Just when you think it couldn’t get any worse, well, it does. A new variant of HIV spotted in Cuba, which is more aggressive that the former versions of the deadly virus, has recently been documented by researchers in a paper published in the journal EBioMedicine.
Generally, HIV spreads around the body gradually, until the person suffers from AIDS years later. This implies that, generally, he leads a normal life for some years after infection. But, the new variant progresses to AIDS so fast that symptoms begin to appear 3 years after being infected.
How does such an aggressive variant come into existence?
A person might become infected with several strains of the virus. This can happen as a result of promiscuity, gaining different strains from different people. When this happens, the strains recombine in the body of the host to form a new HIV variant, recombinant HIV. This is how the new Cuban variant of HIV has been formed.
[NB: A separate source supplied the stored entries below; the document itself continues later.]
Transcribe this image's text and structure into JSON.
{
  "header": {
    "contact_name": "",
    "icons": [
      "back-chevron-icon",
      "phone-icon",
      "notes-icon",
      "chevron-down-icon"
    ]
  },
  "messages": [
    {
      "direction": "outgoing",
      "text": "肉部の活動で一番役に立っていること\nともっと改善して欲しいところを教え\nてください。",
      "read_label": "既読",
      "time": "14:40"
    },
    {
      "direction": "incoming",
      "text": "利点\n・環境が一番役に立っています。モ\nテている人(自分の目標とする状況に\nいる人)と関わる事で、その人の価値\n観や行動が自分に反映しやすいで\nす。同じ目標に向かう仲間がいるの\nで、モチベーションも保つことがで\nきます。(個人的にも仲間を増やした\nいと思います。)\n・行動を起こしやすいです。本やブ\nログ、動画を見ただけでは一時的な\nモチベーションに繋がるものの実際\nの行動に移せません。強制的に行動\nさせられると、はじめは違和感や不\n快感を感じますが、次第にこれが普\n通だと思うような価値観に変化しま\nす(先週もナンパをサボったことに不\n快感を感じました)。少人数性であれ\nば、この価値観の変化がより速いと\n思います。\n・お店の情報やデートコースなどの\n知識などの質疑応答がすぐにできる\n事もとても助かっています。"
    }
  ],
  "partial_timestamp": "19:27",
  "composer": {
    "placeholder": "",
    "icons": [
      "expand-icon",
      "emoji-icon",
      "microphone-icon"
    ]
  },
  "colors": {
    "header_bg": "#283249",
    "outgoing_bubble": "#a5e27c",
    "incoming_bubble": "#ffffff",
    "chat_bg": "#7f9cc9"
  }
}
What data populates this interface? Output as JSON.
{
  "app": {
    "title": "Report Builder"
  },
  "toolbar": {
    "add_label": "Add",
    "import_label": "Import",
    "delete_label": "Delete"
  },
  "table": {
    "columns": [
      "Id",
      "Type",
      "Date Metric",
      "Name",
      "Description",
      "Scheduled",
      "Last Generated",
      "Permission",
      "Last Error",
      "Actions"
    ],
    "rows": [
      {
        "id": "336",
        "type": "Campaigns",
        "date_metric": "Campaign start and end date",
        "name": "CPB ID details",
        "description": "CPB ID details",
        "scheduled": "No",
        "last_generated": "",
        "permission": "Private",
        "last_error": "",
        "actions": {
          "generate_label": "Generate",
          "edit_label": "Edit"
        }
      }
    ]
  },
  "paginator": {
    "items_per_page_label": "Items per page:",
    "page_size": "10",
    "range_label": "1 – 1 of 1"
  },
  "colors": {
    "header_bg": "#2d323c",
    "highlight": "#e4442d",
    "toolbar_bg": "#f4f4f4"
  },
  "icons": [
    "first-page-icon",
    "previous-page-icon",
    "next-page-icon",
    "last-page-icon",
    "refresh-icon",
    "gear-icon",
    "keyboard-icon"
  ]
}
How does the recombinant HIV work?
For the virus to infect the cells, it has to attach itself to proteins called co-receptors found on the cell surface membranes. During the first stages of infection, the HIV anchors onto the protein known as CCR5 – at this point, the infected individual is able to lead a relatively normal life. It only begins to stick to another co-receptor called CXCR4 years later, and this triggers a faster progression to AIDS.
The new variant diverts from the usual development of events and shifts to CXCR4 soon after infection. This causes the progression to AIDS to be initiated earlier than normal. The health condition of the infected person thus greatly deteriorates a little while after infection.
The transition from CCR5 to CXCR4
The blood of patients who went through the normal stages of HIV infection and of those who were infected with the recombinant virus were compared to find out the discrepancies between the two groups.
It was found that those with the new Cuban variant had abnormal levels of the virus in their blood. Furthermore, they also had high concentrations of defensive molecules known as RANTES which bind to CCR5 as an immune response. The researchers interpreted this as possibly meaning that the RANTES molecules anchored onto the CCR5 such that the HIV could not compete with their great number. As a consequence, the HIV shifted to the CXCR4 when not being able to anchor onto the CCR5.
Another of the findings of the researchers entailed an enzyme known as protease. This was suggested to ease the transition to the CXCR4 as the protease cleaves proteins in viruses allowing them to replicate more and more.